Mothra is the star of the show this time around, with Godzilla and Battra largely in supporting roles. Both Battra and Godzilla disappear into a volcano shortly after their first skirmish and don’t re-emerge until the plot requires them to set up the final confrontation. Also, because Battra is sidelined for so long, the monster ends up having to skip its pupal stage, going directly from caterpillar to moth. Still, Mothra is a strong enough character to hold the audience’s attention, so this doesn’t really hurt the film.
Where Godzilla vs Mothra is weakest is perhaps the plot. The movie’s storyline feels a little winding at times, and it just doesn’t seem to come together into a cohesive whole as well as it should. For example, there is a lot of handwringing about what humanity has done to the Earth and how the Earth will get its revenge, but then that’s mostly ignored once Godzilla comes out of Mount Fuji. It would have worked much better if the film ended in a way that brought that message home. Still, the movie remains engaging and fun throughout, and contains a lot of great practical effects work to bring its three giant stars to life.
Godzilla vs. Mothra is sprinkled with homages to earlier films. Mothra coming to Tokyo and cocooning on the National Diet Building is a call-back to Mothra (1961), when she came to Tokyo to save the Shobijin and cocooned on Tokyo Tower. Her battle at sea with the Japanese navy also recalls a similar scene in that film. Battra’s attack on Nagoya is a clear homage to Godzilla’s attack on the same city in Mothra vs. Godzilla (1964) as well.
Godzilla vs. Mothra has a lot to say about our destruction of the evironment and the consequences that could arise from it. Unfortunately, much of this messaging is handled in a preachy manner. Despite this lack of subtlety, the thirty years following Godzilla vs Mothra’s release on December 12, 1992 have shown how right the film was about the impact of our disregard for the environment.

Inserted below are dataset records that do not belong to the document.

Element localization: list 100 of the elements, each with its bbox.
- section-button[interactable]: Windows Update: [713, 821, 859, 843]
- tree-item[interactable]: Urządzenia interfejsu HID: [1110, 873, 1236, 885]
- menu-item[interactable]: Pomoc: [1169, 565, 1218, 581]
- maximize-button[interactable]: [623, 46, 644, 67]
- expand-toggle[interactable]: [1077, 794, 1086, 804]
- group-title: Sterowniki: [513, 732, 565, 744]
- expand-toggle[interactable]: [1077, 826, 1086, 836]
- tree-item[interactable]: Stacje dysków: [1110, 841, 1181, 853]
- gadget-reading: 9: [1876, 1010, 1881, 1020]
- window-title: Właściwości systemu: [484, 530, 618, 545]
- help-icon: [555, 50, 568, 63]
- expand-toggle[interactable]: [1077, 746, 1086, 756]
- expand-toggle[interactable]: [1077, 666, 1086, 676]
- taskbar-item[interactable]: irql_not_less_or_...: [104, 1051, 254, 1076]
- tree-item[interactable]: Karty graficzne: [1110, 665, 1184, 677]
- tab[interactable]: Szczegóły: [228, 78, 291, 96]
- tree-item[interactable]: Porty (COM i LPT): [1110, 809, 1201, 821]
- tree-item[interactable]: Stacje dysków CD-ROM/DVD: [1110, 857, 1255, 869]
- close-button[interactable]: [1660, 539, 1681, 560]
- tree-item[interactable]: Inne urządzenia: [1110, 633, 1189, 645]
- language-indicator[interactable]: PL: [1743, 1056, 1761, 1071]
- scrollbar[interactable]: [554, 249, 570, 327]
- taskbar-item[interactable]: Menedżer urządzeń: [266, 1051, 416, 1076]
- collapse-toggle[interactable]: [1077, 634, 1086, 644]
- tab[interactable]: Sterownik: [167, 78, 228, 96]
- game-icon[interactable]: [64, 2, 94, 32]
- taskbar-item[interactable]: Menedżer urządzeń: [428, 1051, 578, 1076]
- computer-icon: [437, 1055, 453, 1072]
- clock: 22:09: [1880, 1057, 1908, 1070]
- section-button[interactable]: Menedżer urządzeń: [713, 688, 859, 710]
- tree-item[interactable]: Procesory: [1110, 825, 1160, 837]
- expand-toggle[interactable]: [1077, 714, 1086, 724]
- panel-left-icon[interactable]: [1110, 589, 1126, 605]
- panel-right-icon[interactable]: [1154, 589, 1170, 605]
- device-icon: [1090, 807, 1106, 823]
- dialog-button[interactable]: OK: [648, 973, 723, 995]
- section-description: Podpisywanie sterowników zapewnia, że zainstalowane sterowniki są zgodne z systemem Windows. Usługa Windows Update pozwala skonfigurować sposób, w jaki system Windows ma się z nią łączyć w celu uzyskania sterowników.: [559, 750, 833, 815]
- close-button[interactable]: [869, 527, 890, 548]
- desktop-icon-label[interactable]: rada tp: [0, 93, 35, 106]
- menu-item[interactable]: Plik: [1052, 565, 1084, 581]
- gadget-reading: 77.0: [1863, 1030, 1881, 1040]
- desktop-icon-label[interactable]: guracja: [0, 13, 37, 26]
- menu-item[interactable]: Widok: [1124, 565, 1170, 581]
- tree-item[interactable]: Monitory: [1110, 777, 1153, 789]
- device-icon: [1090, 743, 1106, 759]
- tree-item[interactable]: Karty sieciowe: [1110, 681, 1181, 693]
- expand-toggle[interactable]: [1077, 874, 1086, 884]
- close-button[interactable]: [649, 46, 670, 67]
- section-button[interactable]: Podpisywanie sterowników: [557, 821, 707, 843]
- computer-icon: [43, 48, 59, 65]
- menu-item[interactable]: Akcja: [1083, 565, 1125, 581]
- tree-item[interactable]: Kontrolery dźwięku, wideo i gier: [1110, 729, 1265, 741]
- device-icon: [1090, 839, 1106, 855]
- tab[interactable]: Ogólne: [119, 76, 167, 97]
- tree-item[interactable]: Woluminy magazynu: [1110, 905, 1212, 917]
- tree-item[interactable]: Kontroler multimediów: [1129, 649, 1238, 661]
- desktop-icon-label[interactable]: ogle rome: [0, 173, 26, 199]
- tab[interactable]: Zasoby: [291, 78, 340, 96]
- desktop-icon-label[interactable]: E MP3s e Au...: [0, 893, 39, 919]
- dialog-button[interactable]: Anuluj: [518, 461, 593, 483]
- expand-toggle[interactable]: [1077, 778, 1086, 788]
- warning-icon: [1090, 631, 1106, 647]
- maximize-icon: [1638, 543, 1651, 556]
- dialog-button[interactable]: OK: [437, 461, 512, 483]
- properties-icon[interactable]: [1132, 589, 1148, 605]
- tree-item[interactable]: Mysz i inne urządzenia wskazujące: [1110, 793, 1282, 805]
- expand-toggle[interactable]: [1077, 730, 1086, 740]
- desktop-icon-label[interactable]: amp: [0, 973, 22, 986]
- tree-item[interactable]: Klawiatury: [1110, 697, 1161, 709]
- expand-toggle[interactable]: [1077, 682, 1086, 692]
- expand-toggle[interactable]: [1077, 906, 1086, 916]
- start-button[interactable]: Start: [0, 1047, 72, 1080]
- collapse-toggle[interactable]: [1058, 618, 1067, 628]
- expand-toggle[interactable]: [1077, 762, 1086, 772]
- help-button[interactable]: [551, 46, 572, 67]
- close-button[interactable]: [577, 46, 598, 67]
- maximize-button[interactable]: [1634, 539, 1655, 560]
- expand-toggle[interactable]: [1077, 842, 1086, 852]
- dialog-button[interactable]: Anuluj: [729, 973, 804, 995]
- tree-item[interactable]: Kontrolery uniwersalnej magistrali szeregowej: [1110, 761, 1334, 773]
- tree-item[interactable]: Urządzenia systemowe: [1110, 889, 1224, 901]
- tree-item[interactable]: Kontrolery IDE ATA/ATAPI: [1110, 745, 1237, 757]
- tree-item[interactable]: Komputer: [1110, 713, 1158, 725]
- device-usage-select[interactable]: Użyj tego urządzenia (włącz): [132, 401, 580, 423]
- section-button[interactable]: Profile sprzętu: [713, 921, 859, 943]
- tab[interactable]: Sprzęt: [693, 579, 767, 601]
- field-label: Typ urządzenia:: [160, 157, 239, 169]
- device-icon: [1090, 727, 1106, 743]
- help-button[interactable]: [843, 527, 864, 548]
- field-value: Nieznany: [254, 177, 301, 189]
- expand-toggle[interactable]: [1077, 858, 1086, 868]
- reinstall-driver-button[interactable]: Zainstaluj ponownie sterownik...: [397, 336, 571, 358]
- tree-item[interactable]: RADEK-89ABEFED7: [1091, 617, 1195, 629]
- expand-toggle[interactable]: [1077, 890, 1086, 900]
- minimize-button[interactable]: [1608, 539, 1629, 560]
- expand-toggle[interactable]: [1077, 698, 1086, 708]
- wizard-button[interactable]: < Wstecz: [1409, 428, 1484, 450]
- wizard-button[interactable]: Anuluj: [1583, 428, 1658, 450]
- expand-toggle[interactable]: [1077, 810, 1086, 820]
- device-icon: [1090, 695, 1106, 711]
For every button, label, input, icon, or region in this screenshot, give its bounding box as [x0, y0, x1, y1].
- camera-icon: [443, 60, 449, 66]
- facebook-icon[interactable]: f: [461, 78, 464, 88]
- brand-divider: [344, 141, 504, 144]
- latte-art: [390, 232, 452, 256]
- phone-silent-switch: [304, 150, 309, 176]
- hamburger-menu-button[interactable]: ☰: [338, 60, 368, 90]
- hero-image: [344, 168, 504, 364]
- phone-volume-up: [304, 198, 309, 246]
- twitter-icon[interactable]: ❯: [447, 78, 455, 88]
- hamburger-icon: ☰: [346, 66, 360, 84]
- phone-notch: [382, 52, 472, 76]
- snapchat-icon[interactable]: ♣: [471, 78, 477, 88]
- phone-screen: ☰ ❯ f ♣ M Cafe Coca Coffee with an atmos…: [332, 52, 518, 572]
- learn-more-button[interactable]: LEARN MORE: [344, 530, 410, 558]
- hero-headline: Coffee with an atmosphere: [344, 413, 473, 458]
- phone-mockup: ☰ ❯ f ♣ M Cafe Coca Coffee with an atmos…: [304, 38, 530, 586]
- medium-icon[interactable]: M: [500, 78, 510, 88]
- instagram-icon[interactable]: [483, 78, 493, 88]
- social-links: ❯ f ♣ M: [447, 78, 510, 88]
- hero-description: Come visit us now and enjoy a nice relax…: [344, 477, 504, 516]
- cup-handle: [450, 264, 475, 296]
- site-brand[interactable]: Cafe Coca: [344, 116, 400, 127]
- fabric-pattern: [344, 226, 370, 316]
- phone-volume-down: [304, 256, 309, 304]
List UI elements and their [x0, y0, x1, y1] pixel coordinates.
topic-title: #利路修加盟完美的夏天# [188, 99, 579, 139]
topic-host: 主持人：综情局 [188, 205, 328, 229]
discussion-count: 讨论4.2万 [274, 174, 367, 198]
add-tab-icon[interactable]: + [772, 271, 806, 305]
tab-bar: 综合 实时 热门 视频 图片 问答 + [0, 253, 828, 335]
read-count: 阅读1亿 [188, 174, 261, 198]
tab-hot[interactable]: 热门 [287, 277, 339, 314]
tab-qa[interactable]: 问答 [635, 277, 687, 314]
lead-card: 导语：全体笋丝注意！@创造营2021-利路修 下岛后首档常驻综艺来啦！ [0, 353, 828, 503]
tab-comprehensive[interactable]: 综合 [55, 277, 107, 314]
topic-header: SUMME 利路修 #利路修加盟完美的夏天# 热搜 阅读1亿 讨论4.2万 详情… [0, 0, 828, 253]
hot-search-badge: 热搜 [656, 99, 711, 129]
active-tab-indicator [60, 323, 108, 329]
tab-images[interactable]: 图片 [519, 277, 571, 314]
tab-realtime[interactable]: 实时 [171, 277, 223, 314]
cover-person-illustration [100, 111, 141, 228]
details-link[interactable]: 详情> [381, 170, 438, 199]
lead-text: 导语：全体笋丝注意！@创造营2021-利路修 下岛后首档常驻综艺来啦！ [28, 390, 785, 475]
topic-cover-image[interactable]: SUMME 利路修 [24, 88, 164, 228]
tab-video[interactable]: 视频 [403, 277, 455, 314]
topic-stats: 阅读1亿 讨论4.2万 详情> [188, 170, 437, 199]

Toho had Godzilla vs. Mothra dubbed into English in Hong Kong and the film was released to VHS and DVD in North America in 1998 by Columbia TriStar Home Video as Godzilla and Mothra: The Battle for Earth. Both the VHS and DVD offer an English dubbed full screen version of the film that cuts off the end credits, which featured video of the stars after Mothra had flown into space. To make matters worse, the DVD is a double-sided disc with Godzilla vs. King Ghidorah (1991), making it difficult to handle and easy to get dirty or damaged.
In 2014, Godzilla vs. Mothra was released to Blu-ray in a double-feature set with Godzilla vs King Ghidorah (1991) by Sony Pictures Home Entertainment, again under the title Godzilla and Mothra: The Battle for Earth. Fortunately, both films get separate discs this time around, and are presented in widescreen with the original Japanese audio and English dub as audio options, though the end credit video is still truncated. All North American releases of Godzilla vs Mothra are currently out of print.